Single by Ana Gabriel

from the album Quién como tú
- Released: January 29, 1990
- Recorded: 1989
- Genre: Latin pop · Latin ballad
- Length: 3:34
- Label: Discos CBS International
- Songwriter: Ana Gabriel
- Producer: Óscar Gómez

Ana Gabriel singles chronology
| "Hice Bien Quererte" (1989) | "Quién Como Tú" (1990) | "Ni Un Roce (Nem Um Toque)" (1990) |

= Quién Como Tú (song) =

"Quién Como Tú" (English: Who Like You) is a ballad and title track written and performed by Mexican singer-songwriter Ana Gabriel. It was produced by Óscar Gómez for Gabriel's fifth studio album Quién como tú (1989). Released as the second single from the album, the song became the third number-one single for the singer in the Billboard Top Latin Songs chart in May of the same year. Live performances of the song can be found on the albums En Vivo (1990) and ...En la Plaza de Toros México (1998).

It also has been included on several compilation albums released by Gabriel, including Personalidad (1992), Una Voz Para tu Corazón – 30 Grandes Éxitos (2000), Historia de Una Reina (2005), Lo Esencial de Ana Gabriel (2009) and Mis Favoritas (2010). It is recognized as one of Ana Gabriel's signature songs.

The song debuted on the Billboard Top Latin Songs chart (formerly Hot Latin Tracks) at number 33 on April 7, 1990 and rose to the top ten the following week, climbing 28 spots. It reached the top position of the chart on May 5, 1990, replacing French band Gipsy Kings' "Volaré" and being succeeded by "El Cariño Es Como Una Flor" by Rudy La Scala. It ranked sixth at the year-end chart of 1990 and was nominated for Pop Song of the Year at the 1991 Lo Nuestro Awards, which it lost to "Es Demasiado Tarde", also written and performed by Gabriel. The song spent 22 weeks within the Top 40 and became the sixth top ten single for the singer in the chart, and third number-one hit, after "Ay Amor" (1987) and "Simplemente Amigos" (1988). The parent album peaked at the top of the Billboard Latin Pop Albums chart.

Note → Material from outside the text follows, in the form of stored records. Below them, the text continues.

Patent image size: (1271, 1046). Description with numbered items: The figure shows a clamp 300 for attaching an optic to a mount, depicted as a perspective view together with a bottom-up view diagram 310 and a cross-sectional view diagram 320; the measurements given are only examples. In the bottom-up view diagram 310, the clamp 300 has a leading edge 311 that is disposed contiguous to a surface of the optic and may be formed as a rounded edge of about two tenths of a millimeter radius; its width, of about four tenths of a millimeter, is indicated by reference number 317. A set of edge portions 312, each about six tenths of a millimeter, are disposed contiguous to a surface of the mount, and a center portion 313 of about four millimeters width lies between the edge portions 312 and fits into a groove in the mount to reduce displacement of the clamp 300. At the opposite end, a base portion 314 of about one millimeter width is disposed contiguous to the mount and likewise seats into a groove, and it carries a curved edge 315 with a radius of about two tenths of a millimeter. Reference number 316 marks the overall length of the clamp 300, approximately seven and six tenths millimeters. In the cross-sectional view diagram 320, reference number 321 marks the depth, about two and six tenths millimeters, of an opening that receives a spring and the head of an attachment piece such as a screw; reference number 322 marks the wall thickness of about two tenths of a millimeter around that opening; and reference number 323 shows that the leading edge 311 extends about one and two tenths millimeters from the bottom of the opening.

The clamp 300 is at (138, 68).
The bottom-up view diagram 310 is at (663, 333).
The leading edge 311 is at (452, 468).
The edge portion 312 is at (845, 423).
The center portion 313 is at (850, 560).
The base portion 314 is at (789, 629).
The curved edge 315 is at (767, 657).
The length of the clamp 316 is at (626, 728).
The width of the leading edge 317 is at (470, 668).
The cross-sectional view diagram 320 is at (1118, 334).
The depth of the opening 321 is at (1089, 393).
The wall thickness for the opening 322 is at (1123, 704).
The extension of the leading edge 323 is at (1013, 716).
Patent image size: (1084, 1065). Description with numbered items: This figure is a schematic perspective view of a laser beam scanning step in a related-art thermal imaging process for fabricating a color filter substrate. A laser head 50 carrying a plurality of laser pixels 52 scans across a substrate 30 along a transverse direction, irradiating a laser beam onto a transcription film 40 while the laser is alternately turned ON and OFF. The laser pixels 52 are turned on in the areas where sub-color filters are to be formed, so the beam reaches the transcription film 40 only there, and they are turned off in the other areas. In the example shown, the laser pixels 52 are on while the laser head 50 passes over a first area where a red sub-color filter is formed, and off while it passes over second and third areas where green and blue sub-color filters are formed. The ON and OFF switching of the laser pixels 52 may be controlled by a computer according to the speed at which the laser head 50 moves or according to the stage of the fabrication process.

"Quién Como Tú" has been covered by several performers, including Patricia Manterola, José Alberto "El Canario", Oscar Alberto, Los Flamers, Grupo Caneo, Grupo Innovación, Hermanos Moreno, Original Banda el Limón, Yolanda Pérez, Son De Azúcar, Sonora Tropicana, Myriam and Noel Schajris. In 2015, Mexican singer Lucero released a version of the track as the lead single from the album Aquí Estoy, a tribute to Ana Gabriel. For the single release, Lucero re-recorded the track with Puerto Rican-American singer-songwriter Luis Fonsi and debuted the song at the reality show Yo Soy el Artista. This version peaked at number 32 in the Billboard Mexican Espanol Airplay chart.

==Certifications==

| Region | Certification | Certified units/sales |
| Mexico (AMPROFON) | Diamond+3× Platinum | 480,000^{‡} |
^{‡} Sales+streaming figures based on certification alone.